Is There a Correlation Between Weight Gain and Cortisol?

Jerome Huff
Photo by Andres Ayrton from Pexels

For years I thought that the reason why I could not lose weight was that I had high levels of cortisol in my system.

I had no clue what cortisol actually was aside from it being a stress hormone. But I was convinced that cortisol was the root of my problems.

In reality, cortisol is a much-needed hormone produced by the adrenal gland when your body is under stress.

According to the article, The Cortisol-Weight-Loss Contrvosy on VeryWell Health, explains that cortisol is released during your body’s daily hormonal cycle.

Your hypothalamus via the pituitary gland directs the adrenal gland to produce both cortisol and adrenaline.

Adrenaline is essential for your survival helping you keep alert and increasing your metabolism.

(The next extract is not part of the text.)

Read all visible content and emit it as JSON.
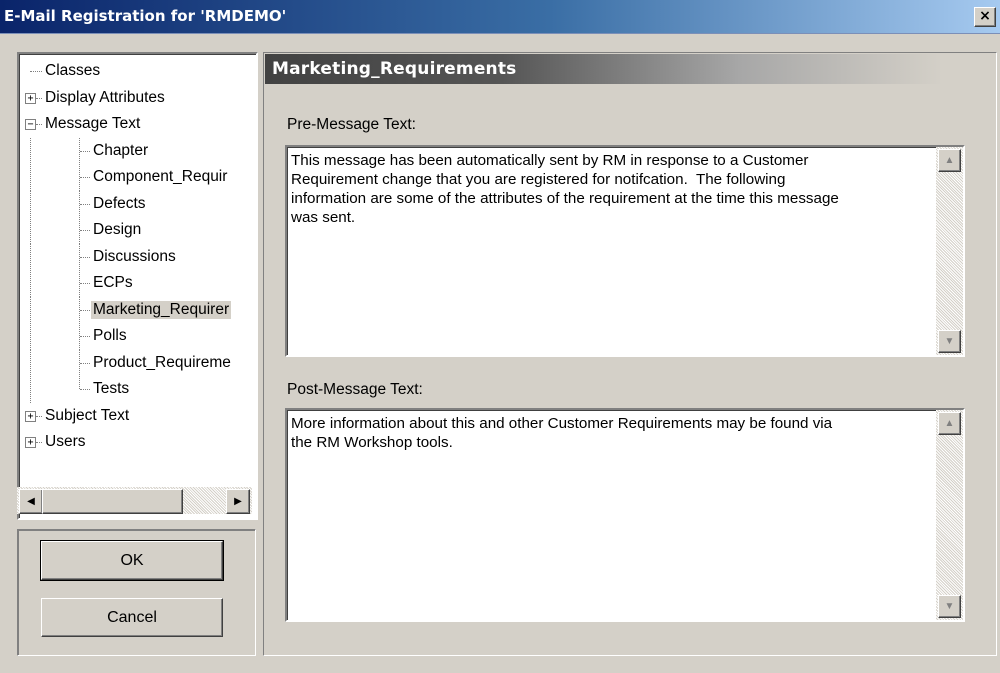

Cortisol helps your body produce glucose from proteins which create more energy for you to use in times of stress.

This type of stress does not cause you to gain weight.

Normal cortisol production is crucial for your well-being.

The problem comes when your body starts producing too much cortisol. Excess glucose production causes your body to store this extra energy as fat.

This is one of the reasons why I love fasting so much. Fasting prevents you from using glucose for energy and your body must turn to its fat stores instead.

So instead of me blaming all of my weight problems on cortisol, I should have looked into what cortisol actually is.

Lifestyle is the real reason for excess cortisol production

If you live in a Western society, obesity is most likely a crucial issue. Unfortunately in America eating SAD (Standard American Diet) will certainly cause you to overproduce cortisol.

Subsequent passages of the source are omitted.